At the same time she began her artist career, she used her songwriting royalties to reclaim a lost dream of a college education, cut short in her teen-age years due to an almost fatal struggle with an eating disorder. Treatment, recovery, and years of hoping led her to Trevecca Nazarene University (TNU) in Nashville, just a stone's throw from Music Row. In 2005, McLean graduated with honors and a degree in music business from TNU, and re-enrolled in the fall for the Master's Program in Bible. At this time, McLean is teaching songwriting at TNU as Adjunct Professor of Songwriting.

Hippie Chick Twang, the company she founded, has grown from a small indie label co-op that touts "positive music for women and the men who love them" to a media company and music publishing house. McLean partnered with one of her co-writers, broadcaster Devon O'Day to form the Hippie Chick Twang enterprises.
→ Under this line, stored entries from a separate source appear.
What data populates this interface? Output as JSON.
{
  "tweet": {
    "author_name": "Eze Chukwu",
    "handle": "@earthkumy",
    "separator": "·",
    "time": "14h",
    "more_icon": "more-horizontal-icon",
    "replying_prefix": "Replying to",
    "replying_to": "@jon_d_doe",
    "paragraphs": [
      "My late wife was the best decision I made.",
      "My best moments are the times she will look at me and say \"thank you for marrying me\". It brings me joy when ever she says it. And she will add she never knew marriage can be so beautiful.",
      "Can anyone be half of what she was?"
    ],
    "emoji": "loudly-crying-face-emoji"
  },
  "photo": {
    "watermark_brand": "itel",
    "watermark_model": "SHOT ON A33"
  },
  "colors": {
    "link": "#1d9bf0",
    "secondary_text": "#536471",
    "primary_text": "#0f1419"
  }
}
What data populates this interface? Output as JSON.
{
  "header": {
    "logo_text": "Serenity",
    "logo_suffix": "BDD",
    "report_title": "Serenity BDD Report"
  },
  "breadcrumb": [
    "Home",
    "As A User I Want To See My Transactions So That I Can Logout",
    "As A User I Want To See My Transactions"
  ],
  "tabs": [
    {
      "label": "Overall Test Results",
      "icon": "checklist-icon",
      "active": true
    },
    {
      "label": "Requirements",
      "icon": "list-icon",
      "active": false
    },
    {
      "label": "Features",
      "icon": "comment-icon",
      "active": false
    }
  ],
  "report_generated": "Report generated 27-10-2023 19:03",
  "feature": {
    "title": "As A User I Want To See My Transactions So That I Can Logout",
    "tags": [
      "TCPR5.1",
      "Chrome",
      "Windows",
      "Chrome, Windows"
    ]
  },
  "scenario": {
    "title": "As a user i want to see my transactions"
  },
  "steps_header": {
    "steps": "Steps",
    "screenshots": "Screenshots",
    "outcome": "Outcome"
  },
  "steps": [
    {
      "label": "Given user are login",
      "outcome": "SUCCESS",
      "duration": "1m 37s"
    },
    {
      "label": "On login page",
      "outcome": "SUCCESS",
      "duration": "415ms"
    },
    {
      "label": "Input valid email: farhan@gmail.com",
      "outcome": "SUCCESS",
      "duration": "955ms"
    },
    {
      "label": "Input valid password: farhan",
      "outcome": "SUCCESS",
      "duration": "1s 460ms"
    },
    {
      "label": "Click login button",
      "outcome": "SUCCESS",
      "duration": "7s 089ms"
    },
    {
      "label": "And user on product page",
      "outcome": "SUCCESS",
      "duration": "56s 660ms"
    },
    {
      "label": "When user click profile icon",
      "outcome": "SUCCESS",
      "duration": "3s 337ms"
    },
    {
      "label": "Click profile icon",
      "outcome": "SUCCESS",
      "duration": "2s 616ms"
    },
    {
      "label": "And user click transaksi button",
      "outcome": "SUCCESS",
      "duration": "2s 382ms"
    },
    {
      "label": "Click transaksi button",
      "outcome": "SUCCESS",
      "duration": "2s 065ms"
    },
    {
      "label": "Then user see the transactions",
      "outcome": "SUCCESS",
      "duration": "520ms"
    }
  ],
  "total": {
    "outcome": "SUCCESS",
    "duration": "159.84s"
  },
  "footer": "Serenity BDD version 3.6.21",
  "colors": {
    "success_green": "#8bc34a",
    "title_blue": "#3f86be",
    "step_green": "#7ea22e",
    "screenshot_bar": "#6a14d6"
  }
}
In 2006, Kim McLean won the Just Plain Folk Awards' Americana Song of the Year with "Forever Everyday". Her album, Happy Face was voted third runner up in the Americana Album of the Year.

Goodbye My Friend: Celebrating the Memory of a Pet is a book/CD combination with text written by Devon O'Day and an accompanying CD written and performed by McLean. It is a gift of condolence and comfort for someone who's lost a pet. The project was published by Thomas Nelson in 2007.


McLean has produced two albums for Sonia Lee, From the Heart and True. Both records were released by McLean's Hippie Chick Twang Records.[2]


  1. ^ "Kim McLean's Songwriter Prayer". 8 September 2005. Retrieved 29 August 2010. 
  2. ^ "Sonia Lee Makes a Trip Home to Ukraine to See Family, and Play a Free Concert at an Area School". UCW. 29 September 2005. Retrieved 29 August 2010.